Quitting smoking is difficult for anyone, but it may be especially challenging for people with disabilities, says Jamie Pomeranz, Ph.D., a disability researcher and an assistant professor in the department of behavioral science and community health.
People with disabilities are 50 percent more likely to smoke than people who do not have a disability. That translates to a 30 percent smoking rate among the 50 million Americans living with a disability.
Pomeranz leads a National Institutes of Health-funded study to create a tobacco cessation program that meets the needs of people with disabilities. Experts don’t know exactly why smoking is more prevalent in this group, but less access to preventive care and health providers not knowing how to advise their patients on cessation may play a role, Pomeranz said.
“People with disabilities also tend to be on several medications and they may worry that nicotine replacement drugs may interact with their current medications,” he said.
In his research, Pomeranz uses an approach called community based participatory research, in which community members take part in all aspects of the research process.

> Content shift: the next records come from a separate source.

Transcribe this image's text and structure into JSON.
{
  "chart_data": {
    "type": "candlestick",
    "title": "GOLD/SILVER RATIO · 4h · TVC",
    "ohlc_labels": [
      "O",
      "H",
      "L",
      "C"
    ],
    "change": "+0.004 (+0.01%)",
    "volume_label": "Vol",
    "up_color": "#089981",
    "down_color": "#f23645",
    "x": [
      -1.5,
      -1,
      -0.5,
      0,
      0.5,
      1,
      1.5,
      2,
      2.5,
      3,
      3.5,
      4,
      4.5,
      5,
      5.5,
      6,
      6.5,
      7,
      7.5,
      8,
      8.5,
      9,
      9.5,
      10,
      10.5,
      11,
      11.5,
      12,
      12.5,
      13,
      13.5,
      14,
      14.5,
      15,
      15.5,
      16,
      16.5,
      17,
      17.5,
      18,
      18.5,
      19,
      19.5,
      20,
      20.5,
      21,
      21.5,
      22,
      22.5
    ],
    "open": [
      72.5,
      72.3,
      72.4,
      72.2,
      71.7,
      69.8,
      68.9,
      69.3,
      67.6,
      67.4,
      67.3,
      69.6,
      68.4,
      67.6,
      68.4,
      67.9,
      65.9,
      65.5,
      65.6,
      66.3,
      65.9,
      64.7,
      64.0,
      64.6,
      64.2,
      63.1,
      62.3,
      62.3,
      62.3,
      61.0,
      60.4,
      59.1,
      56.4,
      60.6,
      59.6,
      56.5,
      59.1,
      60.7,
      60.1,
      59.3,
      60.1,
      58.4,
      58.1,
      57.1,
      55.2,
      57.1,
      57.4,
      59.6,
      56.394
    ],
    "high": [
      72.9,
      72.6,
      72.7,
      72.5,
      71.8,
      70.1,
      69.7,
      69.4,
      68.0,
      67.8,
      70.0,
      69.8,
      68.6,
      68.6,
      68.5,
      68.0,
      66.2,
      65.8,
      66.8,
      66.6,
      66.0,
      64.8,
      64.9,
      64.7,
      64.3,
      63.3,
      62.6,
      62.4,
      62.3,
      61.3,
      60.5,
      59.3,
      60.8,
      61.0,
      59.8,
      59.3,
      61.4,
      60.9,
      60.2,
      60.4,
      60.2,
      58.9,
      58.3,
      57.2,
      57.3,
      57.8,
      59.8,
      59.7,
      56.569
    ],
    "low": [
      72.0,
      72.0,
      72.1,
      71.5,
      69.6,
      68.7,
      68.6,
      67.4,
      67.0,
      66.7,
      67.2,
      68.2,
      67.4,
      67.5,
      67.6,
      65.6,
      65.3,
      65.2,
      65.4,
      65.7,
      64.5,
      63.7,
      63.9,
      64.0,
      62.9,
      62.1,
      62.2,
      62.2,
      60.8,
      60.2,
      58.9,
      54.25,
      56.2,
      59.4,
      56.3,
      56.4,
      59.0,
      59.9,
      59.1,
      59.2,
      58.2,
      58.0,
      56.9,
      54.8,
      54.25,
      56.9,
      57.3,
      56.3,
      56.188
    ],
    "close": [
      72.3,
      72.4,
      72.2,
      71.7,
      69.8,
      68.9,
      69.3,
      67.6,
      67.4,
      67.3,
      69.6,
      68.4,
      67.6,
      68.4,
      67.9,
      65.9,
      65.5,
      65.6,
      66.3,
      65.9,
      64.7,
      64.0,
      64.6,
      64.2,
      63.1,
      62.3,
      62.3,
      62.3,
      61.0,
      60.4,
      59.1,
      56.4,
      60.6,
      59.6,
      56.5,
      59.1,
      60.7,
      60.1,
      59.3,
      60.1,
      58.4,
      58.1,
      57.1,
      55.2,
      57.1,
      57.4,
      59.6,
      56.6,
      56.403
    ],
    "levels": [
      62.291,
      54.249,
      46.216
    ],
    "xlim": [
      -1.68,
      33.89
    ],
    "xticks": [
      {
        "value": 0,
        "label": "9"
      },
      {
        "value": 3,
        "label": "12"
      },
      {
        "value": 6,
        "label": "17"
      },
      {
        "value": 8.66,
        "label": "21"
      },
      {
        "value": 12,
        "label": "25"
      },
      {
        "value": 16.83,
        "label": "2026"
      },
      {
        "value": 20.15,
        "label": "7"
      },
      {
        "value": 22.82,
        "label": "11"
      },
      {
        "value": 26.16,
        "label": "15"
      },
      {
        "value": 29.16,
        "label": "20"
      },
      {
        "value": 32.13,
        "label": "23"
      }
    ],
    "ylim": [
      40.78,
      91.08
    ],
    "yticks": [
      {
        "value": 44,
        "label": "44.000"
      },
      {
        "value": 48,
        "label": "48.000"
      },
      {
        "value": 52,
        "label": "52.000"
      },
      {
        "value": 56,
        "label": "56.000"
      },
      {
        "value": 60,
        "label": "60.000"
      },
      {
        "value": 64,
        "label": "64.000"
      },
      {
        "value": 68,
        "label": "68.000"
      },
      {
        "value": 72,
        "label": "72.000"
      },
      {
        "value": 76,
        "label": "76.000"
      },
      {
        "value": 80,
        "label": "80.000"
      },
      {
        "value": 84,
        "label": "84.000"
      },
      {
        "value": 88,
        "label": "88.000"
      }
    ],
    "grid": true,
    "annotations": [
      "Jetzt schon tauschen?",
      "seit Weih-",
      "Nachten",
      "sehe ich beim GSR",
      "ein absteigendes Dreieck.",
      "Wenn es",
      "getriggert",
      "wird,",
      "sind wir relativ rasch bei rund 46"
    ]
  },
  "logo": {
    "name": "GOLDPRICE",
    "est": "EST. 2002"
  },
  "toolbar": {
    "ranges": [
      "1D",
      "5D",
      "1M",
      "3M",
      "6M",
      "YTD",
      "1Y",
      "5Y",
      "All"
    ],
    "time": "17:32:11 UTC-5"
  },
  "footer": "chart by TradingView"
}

He has partnered with William Kennedy and the Center for Independent Living of North Central Florida, an advocacy and service center for people with disabilities, to help develop the smoking cessation curriculum and to do pilot testing.
“Community based participatory research increases the chances of our research being successful,” Pomeranz said. “Our UF research team members don’t have disabilities. We have an understanding of the lived experience of someone with disabilities, but we need their perspective. Why not have the population we want to serve help us develop the program? It will be more accurate, more likely to address typical concerns, use appropriate language and could lead to the program being more accepted within the disability community.”
Pomeranz’s collaborators include several fellow department faculty members: public health researchers Tracey Barnett, Ph.D., and Barbara Curbow, Ph.D., and rehabilitation counseling researchers Michael Moorehouse, Ph.D., and Mary Ellen Young, Ph.D. He also collaborates with Thomas Brandon, Ph.D., and Vanni Simmons, Ph.D., from Moffit Cancer Center, and he frequently works with Craig Velozo, Ph.D., in the college’s department of occupational therapy.
Pomeranz is also conducting a pilot study on life care planning for veterans with spinal cord injury, funded by the Veterans Affairs Rehabilitation Outcomes Research Center.
“A life care plan is a roadmap or case management tool for patients with a catastrophic injury or illness and their families to know exactly what the person will need for the rest of his or her life,” Pomeranz said. “This may include medical equipment, assistive technology, architectural renovations to the home or changing health needs as the individual ages. With the influx of veterans with severe injuries coming home from the wars, this is a particularly timely topic for study.”